Network problems can arise from transport layer problems on the router, particularly at the edge of the network where traffic is examined and modified. Two of the most commonly implemented transport layer technologies are access control lists (ACLs) and Network Address Translation (NAT), as shown in Figure 1.
The most common issues with ACLs are caused by improper configuration, as shown in Figure 2. Problems with ACLs may cause otherwise working systems to fail. There are several areas where misconfigurations commonly occur:
- Selection of traffic flow - The most common router misconfiguration is applying the ACL to incorrect traffic.

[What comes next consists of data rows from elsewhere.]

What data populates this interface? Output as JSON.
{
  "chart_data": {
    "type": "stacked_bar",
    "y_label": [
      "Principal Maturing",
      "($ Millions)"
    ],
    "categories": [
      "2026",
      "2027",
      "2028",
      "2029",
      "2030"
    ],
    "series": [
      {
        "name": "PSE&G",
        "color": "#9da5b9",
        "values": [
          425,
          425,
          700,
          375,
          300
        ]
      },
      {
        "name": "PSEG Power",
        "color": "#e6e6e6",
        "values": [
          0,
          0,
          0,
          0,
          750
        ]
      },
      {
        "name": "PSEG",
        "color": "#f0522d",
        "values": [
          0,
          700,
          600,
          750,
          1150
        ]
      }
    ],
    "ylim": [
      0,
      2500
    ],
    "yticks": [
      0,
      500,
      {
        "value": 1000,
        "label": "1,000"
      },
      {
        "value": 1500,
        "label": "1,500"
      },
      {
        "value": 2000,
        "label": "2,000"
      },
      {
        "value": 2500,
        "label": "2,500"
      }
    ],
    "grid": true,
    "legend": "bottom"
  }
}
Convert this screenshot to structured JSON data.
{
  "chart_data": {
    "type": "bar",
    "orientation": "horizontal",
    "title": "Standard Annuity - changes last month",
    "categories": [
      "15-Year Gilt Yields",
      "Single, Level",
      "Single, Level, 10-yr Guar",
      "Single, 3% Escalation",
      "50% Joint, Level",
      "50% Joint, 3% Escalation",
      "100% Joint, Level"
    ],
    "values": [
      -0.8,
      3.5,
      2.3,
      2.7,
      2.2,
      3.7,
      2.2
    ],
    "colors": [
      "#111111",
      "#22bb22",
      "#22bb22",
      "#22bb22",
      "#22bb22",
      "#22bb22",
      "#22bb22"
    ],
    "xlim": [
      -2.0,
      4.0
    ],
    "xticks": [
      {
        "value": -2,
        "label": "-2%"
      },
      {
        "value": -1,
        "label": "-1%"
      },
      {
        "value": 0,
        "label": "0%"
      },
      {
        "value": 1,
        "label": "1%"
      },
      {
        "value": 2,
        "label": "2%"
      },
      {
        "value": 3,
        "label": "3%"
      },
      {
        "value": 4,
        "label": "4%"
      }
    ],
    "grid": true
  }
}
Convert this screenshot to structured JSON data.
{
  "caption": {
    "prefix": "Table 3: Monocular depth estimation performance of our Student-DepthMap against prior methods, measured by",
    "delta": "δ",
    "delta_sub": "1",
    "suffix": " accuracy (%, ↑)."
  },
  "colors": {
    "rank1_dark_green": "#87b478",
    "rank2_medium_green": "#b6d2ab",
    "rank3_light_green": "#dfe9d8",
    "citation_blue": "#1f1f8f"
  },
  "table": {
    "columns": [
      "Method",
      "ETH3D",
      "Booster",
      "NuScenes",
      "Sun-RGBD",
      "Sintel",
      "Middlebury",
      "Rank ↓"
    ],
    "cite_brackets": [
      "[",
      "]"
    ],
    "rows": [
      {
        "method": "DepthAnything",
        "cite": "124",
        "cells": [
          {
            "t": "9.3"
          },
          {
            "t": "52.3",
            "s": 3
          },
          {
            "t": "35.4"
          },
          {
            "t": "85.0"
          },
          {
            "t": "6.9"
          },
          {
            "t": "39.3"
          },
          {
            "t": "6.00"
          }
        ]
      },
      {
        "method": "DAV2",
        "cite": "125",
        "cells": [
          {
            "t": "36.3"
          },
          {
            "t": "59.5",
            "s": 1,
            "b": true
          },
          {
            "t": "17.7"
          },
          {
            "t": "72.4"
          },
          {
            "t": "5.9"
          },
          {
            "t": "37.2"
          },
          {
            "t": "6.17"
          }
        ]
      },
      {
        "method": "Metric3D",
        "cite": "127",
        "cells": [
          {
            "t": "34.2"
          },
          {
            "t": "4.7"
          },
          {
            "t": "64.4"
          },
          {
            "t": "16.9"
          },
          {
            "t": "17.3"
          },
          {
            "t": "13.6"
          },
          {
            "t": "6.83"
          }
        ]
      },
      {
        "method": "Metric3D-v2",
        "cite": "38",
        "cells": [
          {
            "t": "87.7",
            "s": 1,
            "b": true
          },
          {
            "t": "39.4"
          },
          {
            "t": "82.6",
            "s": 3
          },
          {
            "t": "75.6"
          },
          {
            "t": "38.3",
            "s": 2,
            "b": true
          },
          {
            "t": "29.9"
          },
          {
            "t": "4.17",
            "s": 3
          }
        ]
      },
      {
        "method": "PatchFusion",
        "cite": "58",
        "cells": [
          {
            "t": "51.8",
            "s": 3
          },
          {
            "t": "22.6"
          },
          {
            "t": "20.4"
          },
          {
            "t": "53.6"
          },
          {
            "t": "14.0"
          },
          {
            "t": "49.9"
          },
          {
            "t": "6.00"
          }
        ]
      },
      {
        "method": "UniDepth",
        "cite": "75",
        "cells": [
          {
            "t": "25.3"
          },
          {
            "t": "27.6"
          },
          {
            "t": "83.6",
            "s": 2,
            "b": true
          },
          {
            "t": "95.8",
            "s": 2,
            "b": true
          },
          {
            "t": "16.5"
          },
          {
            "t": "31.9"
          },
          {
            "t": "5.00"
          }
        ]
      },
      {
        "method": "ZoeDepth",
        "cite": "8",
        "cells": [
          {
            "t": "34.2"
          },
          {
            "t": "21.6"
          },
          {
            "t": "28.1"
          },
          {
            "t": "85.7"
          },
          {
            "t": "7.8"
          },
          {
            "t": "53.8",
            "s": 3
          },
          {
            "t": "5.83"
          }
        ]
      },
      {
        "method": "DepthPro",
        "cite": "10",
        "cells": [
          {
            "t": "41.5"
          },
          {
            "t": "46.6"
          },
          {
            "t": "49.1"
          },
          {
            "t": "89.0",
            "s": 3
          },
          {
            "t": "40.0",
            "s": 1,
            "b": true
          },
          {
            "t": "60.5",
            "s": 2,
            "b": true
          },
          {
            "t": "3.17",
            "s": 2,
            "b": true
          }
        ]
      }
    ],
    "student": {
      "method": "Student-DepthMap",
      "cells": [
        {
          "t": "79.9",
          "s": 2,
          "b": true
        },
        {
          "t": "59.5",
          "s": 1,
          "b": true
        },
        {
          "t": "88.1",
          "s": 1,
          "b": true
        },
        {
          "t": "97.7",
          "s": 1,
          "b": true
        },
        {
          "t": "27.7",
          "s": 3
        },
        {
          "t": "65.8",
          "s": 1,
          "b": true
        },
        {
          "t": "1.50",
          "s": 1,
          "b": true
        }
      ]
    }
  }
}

Traffic is defined by both the router interface through which the traffic is traveling and the direction in which this traffic is traveling. An ACL must be applied to the correct interface, and the correct traffic direction must be selected to function properly.
- Order of access control entries - The entries in an ACL should be from specific to general. Although an ACL may have an entry to specifically permit a particular traffic flow, packets never match that entry if they are being denied by another entry earlier in the list. If the router is running both ACLs and NAT, the order in which each of these technologies is applied to a traffic flow is important. Inbound traffic is processed by the inbound ACL before being processed by outside-to-inside NAT. Outbound traffic is processed by the outbound ACL after being processed by inside-to-outside NAT.
- Implicit deny all - When high security is not required on the ACL, this implicit access control element can be the cause of an ACL misconfiguration.
- Addresses and IPv4 wildcard masks - Complex IPv4 wildcard masks provide significant improvements in efficiency, but are more subject to configuration errors. An example of a complex wildcard mask is using the IPv4 address 10.0.32.0 and wildcard mask 0.0.32.15 to select the first 15 host addresses in either the 10.0.0.0 network or the 10.0.32.0 network.
- Selection of transport layer protocol - When configuring ACLs, it is important that only the correct transport layer protocols be specified. Many network administrators, when unsure whether a particular traffic flow uses a TCP port or a UDP port, configure both. Specifying both opens a hole through the firewall, possibly giving intruders an avenue into the network. It also introduces an extra element into the ACL, so the ACL takes longer to process, introducing more latency into network communications.
- Source and destination ports - Properly controlling the traffic between two hosts requires symmetric access control elements for inbound and outbound ACLs. Address and port information for traffic generated by a replying host is the mirror image of address and port information for traffic generated by the initiating host.
- Use of the established keyword - The established keyword increases the security provided by an ACL. However, if the keyword is applied incorrectly, unexpected results may occur.
- Uncommon protocols - Misconfigured ACLs often cause problems for protocols other than TCP and UDP. Uncommon protocols that are gaining popularity are VPN and encryption protocols.
The log keyword is a useful command for viewing ACL operation on ACL entries. This keyword instructs the router to place an entry in the system log whenever that entry condition is matched. The logged event includes details of the packet that matched the ACL element. The log keyword is especially useful for troubleshooting and also provides information on intrusion attempts being blocked by the ACL.